Di sinilah skema gross split mempersempit ruang gerak para koruptor dan mafia. Semua sudah di atur di awal, jika ada efisiensi maka menjadi hak dari KKKS. KKKS tidak bisa lagi seenaknya buang-buang duit, mentang-mentang duit nanti diganti Negara lantas bisa seenaknya.Â
Sebaliknya, jika terjadi over dari yang disepakati, negara tetap membuka ruang insentif sebagai perhitungan prosentase akhir (menambah split/bagian). Di mana prosentase akhir di pengaruhi oleh faktor kondisi lapangan, yang mana menurut A. Rinto Pudyantoro (praktisi Migas) kondisi lapangan dipengaruhi oleh: status block, lokasi lapangan, kedalaman reservoir, kondisi infrastruktur, kondisi reservoir, kandungan CO2 dan H2S, API, serta kandungan lokal dalam pengadaan dan tahapan produksi itu sendiri.

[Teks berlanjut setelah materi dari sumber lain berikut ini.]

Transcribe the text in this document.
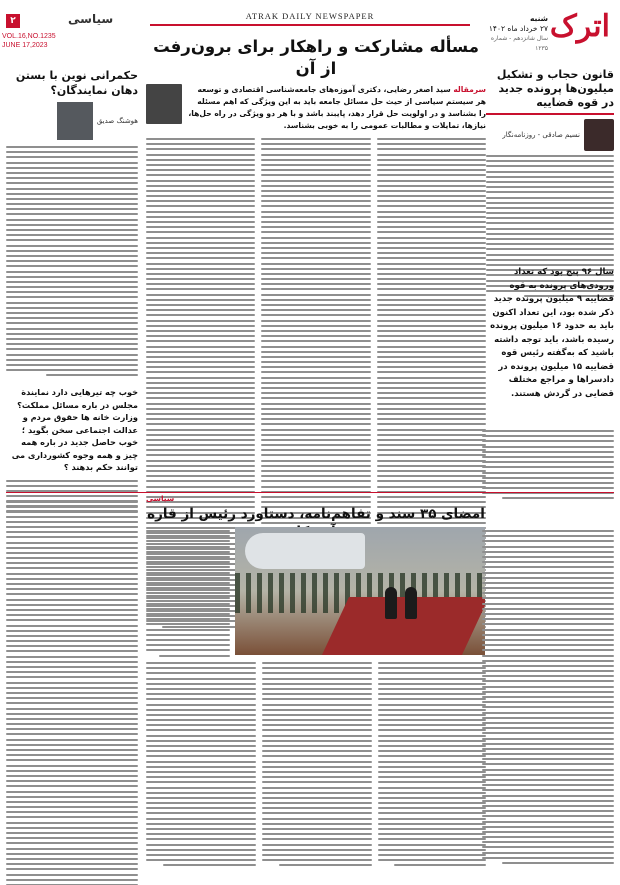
۲	سیاسی
VOL.16,NO.1235
JUNE 17,2023
ATRAK DAILY NEWSPAPER	اترک
شنبه
۲۷ خرداد ماه ۱۴۰۲
سال شانزدهم - شماره ۱۲۳۵
قانون حجاب و تشکیل میلیون‌ها پرونده جدید در قوه قضاییه
نسیم صادقی - روزنامه‌نگار
سال ۹۶ پنج بود که تعداد ورودی‌های پرونده به قوه قضاییه ۹ میلیون پرونده جدید ذکر شده بود، این تعداد اکنون باید به حدود ۱۶ میلیون پرونده رسیده باشد، باید توجه داشته باشید که به‌گفته رئیس قوه قضاییه ۱۵ میلیون پرونده در دادسراها و مراجع مختلف قضایی در گردش هستند.
مسأله مشارکت و راهکار برای برون‌رفت از آن
سرمقاله سید اصغر رضایی، دکتری آموزه‌های جامعه‌شناسی اقتصادی و توسعه
هر سیستم سیاسی از حیث حل مسائل جامعه باید به این ویژگی که اهم مسئله را بشناسد و در اولویت حل قرار دهد، پایبند باشد و با هر دو ویژگی در راه حل‌ها، نیاز‌ها، تمایلات و مطالبات عمومی را به خوبی بشناسد.
حکمرانی نوین با بستن دهان نمایندگان؟
هوشنگ صدیق
خوب چه تیرهایی دارد نمایندة مجلس در باره مسائل مملکت؟ وزارت خانه ها حقوق مردم و عدالت اجتماعی سخن بگوید ؛ خوب حاصل جدید در باره همه چیز و همه وجوه کشورداری می توانند حکم بدهند ؟
سیاسی
امضای ۳۵ سند و تفاهم‌نامه، دستاورد رئیس از قاره
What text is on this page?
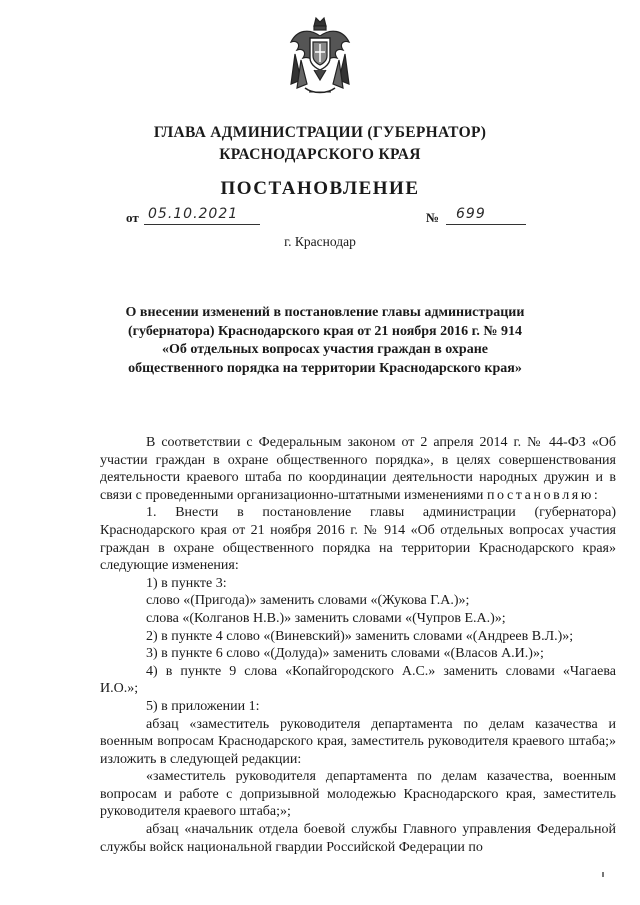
ГЛАВА АДМИНИСТРАЦИИ (ГУБЕРНАТОР)
КРАСНОДАРСКОГО КРАЯ
ПОСТАНОВЛЕНИЕ
от 05.10.2021	№ 699
г. Краснодар
О внесении изменений в постановление главы администрации
(губернатора) Краснодарского края от 21 ноября 2016 г. № 914
«Об отдельных вопросах участия граждан в охране
общественного порядка на территории Краснодарского края»

В соответствии с Федеральным законом от 2 апреля 2014 г. № 44-ФЗ «Об участии граждан в охране общественного порядка», в целях совершенствования деятельности краевого штаба по координации деятельности народных дружин и в связи с проведенными организационно-штатными изменениями постановляю:

1. Внести в постановление главы администрации (губернатора) Краснодарского края от 21 ноября 2016 г. № 914 «Об отдельных вопросах участия граждан в охране общественного порядка на территории Краснодарского края» следующие изменения:

1) в пункте 3:

слово «(Пригода)» заменить словами «(Жукова Г.А.)»;

слова «(Колганов Н.В.)» заменить словами «(Чупров Е.А.)»;

2) в пункте 4 слово «(Виневский)» заменить словами «(Андреев В.Л.)»;

3) в пункте 6 слово «(Долуда)» заменить словами «(Власов А.И.)»;

4) в пункте 9 слова «Копайгородского А.С.» заменить словами «Чагаева И.О.»;

5) в приложении 1:

абзац «заместитель руководителя департамента по делам казачества и военным вопросам Краснодарского края, заместитель руководителя краевого штаба;» изложить в следующей редакции:

«заместитель руководителя департамента по делам казачества, военным вопросам и работе с допризывной молодежью Краснодарского края, заместитель руководителя краевого штаба;»;

абзац «начальник отдела боевой службы Главного управления Федеральной службы войск национальной гвардии Российской Федерации по
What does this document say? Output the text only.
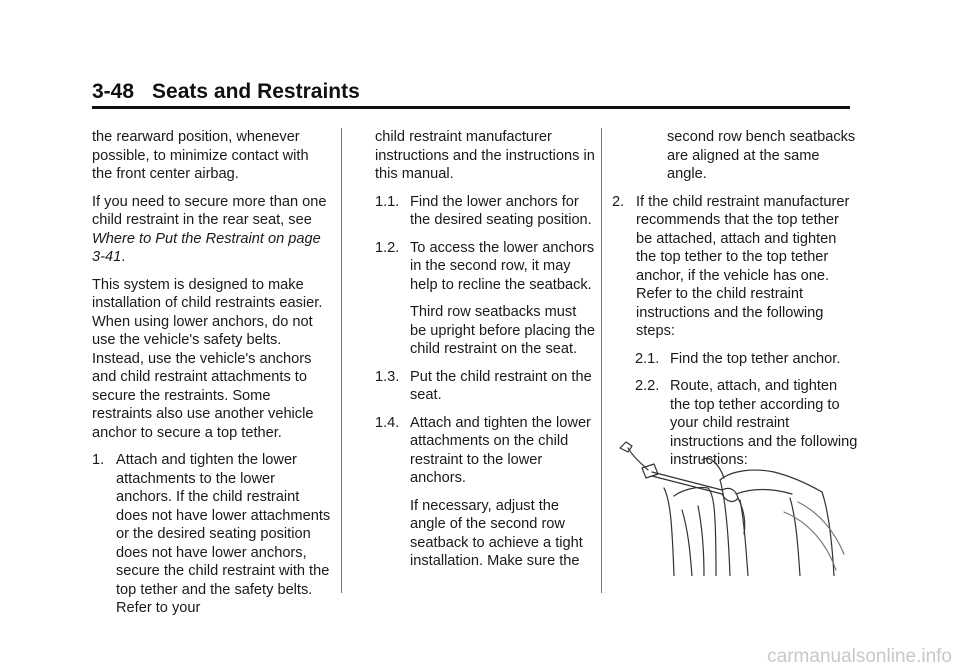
3-48 Seats and Restraints

the rearward position, whenever possible, to minimize contact with the front center airbag.

If you need to secure more than one child restraint in the rear seat, see Where to Put the Restraint on page 3-41.

This system is designed to make installation of child restraints easier. When using lower anchors, do not use the vehicle's safety belts. Instead, use the vehicle's anchors and child restraint attachments to secure the restraints. Some restraints also use another vehicle anchor to secure a top tether.

1. Attach and tighten the lower attachments to the lower anchors. If the child restraint does not have lower attachments or the desired seating position does not have lower anchors, secure the child restraint with the top tether and the safety belts. Refer to your

child restraint manufacturer instructions and the instructions in this manual.

1.1. Find the lower anchors for the desired seating position.
1.2. To access the lower anchors in the second row, it may help to recline the seatback.

Third row seatbacks must be upright before placing the child restraint on the seat.

1.3. Put the child restraint on the seat.
1.4. Attach and tighten the lower attachments on the child restraint to the lower anchors.

If necessary, adjust the angle of the second row seatback to achieve a tight installation. Make sure the

second row bench seatbacks are aligned at the same angle.

2. If the child restraint manufacturer recommends that the top tether be attached, attach and tighten the top tether to the top tether anchor, if the vehicle has one. Refer to the child restraint instructions and the following steps:
2.1. Find the top tether anchor.
2.2. Route, attach, and tighten the top tether according to your child restraint instructions and the following instructions:
carmanualsonline.info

Yang sedang dilakukan perbaikan saat ini adalah bagaimana gross split melindungi investor ketika harga minyak rendah dan memperbesar bagian pemerintah ketika harga minyak sedang tinggi. Jadi absurd, jika dikatakan, skema gross split hanya untuk jangka pendek.
Di sinilah kadang kita gagap melihat perubahan, cara kerja yang lebih efektif dan efisien, memangkas alur-alur birokrasi yang berbelit dan menutup pintu ruang korupsi.Â
Hal ini justru dianggap sebagai biang kekacauan. Bahkan dituduh sebagai skema yang membahayakan negara.
Karena itu saya bertanya, apa iya ini yang membuat Jonan dan Archandra tidak dipanggil oleh Presiden Jokowi untuk kembali jadi Menteri?